It was Gill who first noticed the additional problem. The electrics on her bike would not work. It immediately became apparent why. Ebikes have heavy chunky batteries that are turned on and off with a key. This enables you to disable the battery when the bike is not in use and locks it to the frame. As we secure the bikes when parked with a chunky chain we don't as a rule remove the keys. However, in an act of vandalism or an inept attempt at theft the keys to both bikes had been removed.

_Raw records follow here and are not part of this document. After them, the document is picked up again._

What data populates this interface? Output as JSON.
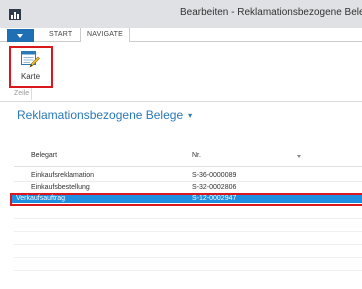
{
  "window": {
    "title": "Bearbeiten - Reklamationsbezogene Belege"
  },
  "ribbon": {
    "tabs": [
      {
        "label": "START",
        "active": false
      },
      {
        "label": "NAVIGATE",
        "active": true
      }
    ],
    "buttons": [
      {
        "label": "Karte",
        "icon": "card-edit-icon",
        "highlighted": true
      }
    ],
    "group_label": "Zeile"
  },
  "page": {
    "title": "Reklamationsbezogene Belege",
    "title_caret": "▾"
  },
  "table": {
    "columns": [
      "Belegart",
      "Nr."
    ],
    "rows": [
      {
        "belegart": "Einkaufsreklamation",
        "nr": "S-36-0000089",
        "selected": false
      },
      {
        "belegart": "Einkaufsbestellung",
        "nr": "S-32-0002806",
        "selected": false
      },
      {
        "belegart": "Verkaufsauftrag",
        "nr": "S-12-0002947",
        "selected": true
      }
    ]
  },
  "colors": {
    "accent": "#2a79b8",
    "selection": "#1f8de0",
    "highlight_border": "#d8181c",
    "file_tab": "#1f6fb5"
  }
}
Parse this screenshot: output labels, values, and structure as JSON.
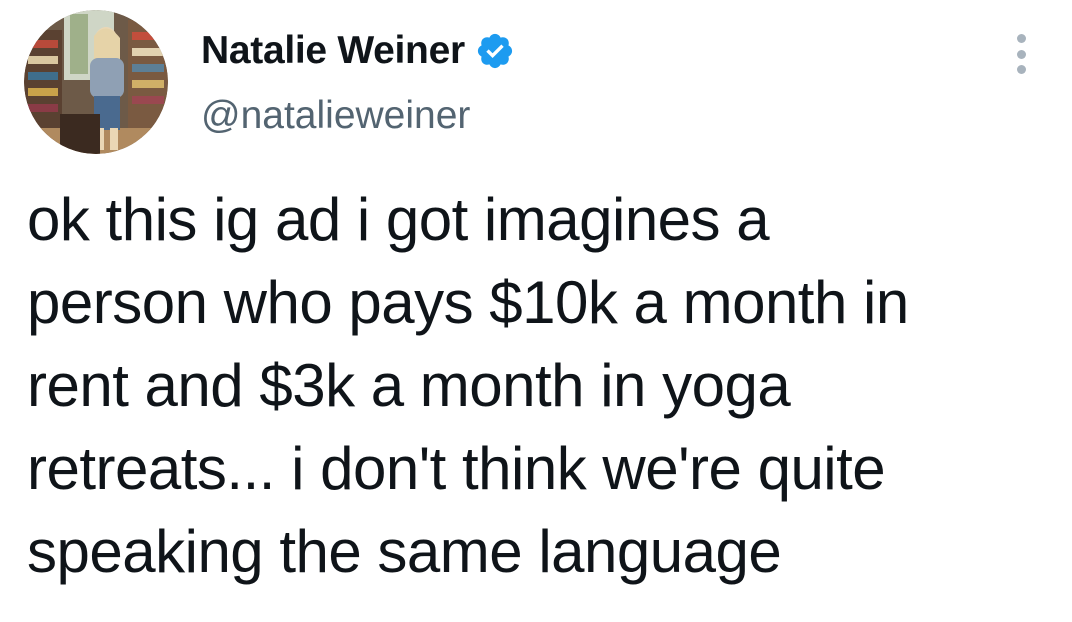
{
  "author": {
    "display_name": "Natalie Weiner",
    "handle": "@natalieweiner",
    "verified": true,
    "avatar_icon": "profile-photo-icon"
  },
  "tweet": {
    "lines": [
      "ok this ig ad i got imagines a",
      "person who pays $10k a month in",
      "rent and $3k a month in yoga",
      "retreats... i don't think we're quite",
      "speaking the same language"
    ]
  },
  "menu": {
    "icon": "more-options-icon"
  },
  "colors": {
    "text_primary": "#0f1419",
    "text_secondary": "#536471",
    "verified_blue": "#1d9bf0",
    "more_dots": "#a8b3bd",
    "background": "#ffffff"
  }
}
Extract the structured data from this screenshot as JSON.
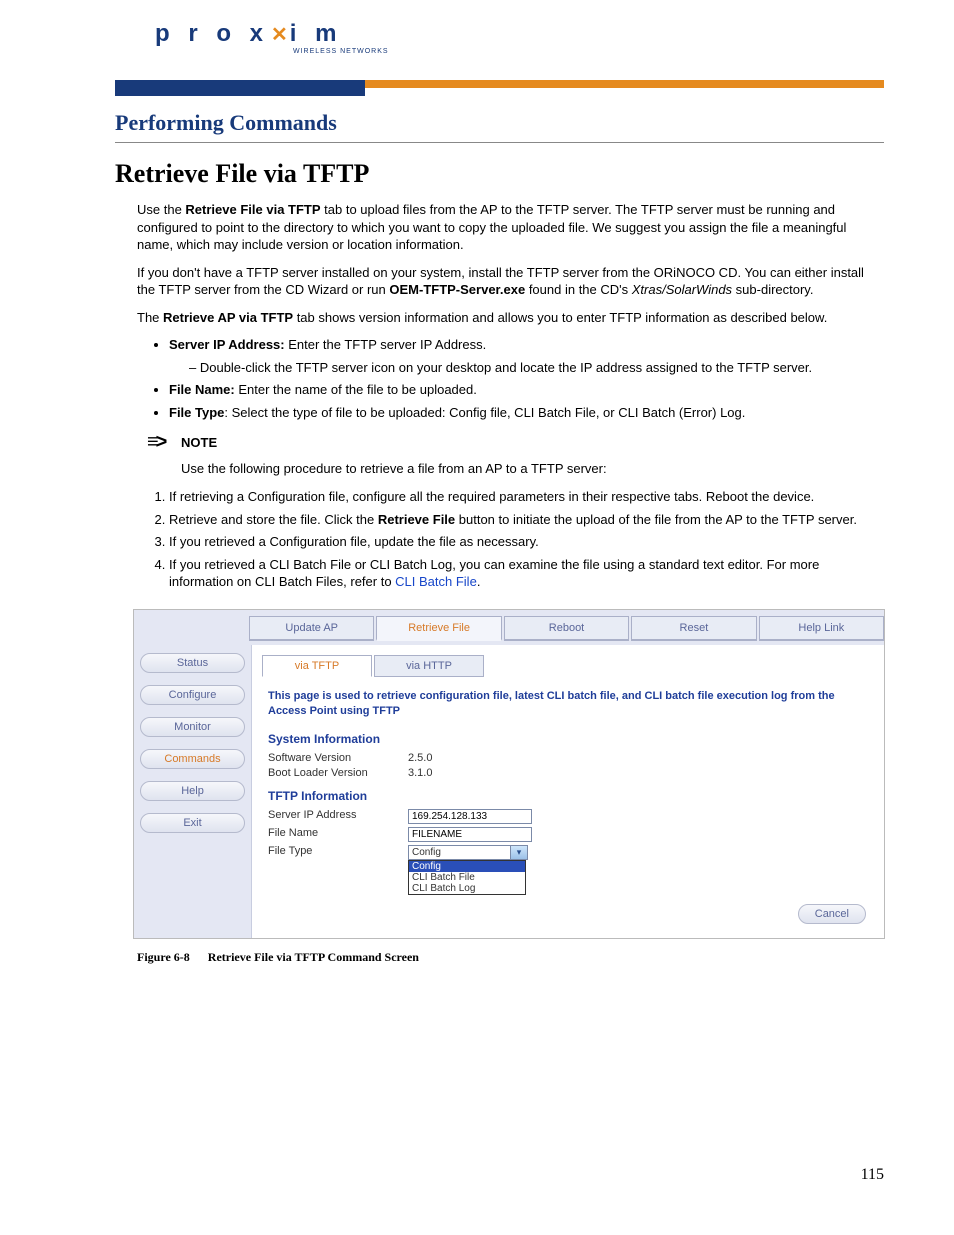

We were able to ride them back to the van as they will operate like ordinary push-bikes without the electrics, but are so weighty, that apart from on the dead flat, this is not practical. We have a fairly good idea which idiot landed us in this predicament. When we arrived at the beach a dodgy looking guy with two unleashed ugly looking bull mastiffs had been hanging about. He stood right next to me as l locked the bikes I thought he might want to say something, but could not speak English. In fact, I think he was casing the situation. The bikes are undamaged, but unlike on our previous two long trips, this time I did not pack the spare keys. So. they are unusable for now on, just 52kg of inert metal hanging off the rear bike-rack. It's very annoying. It changes what we can do as we use them to go to the shops as well as for trips out. It certainly has put the kibosh on staying here. The beach and nearby hiking trails require the ebikes to reach them. Tomorrow we will have to move, and find somewhere else for Gill's birthday meal. 

The bikes trussed up and staying that way until Buxton - infuriating!
Onwards yet again.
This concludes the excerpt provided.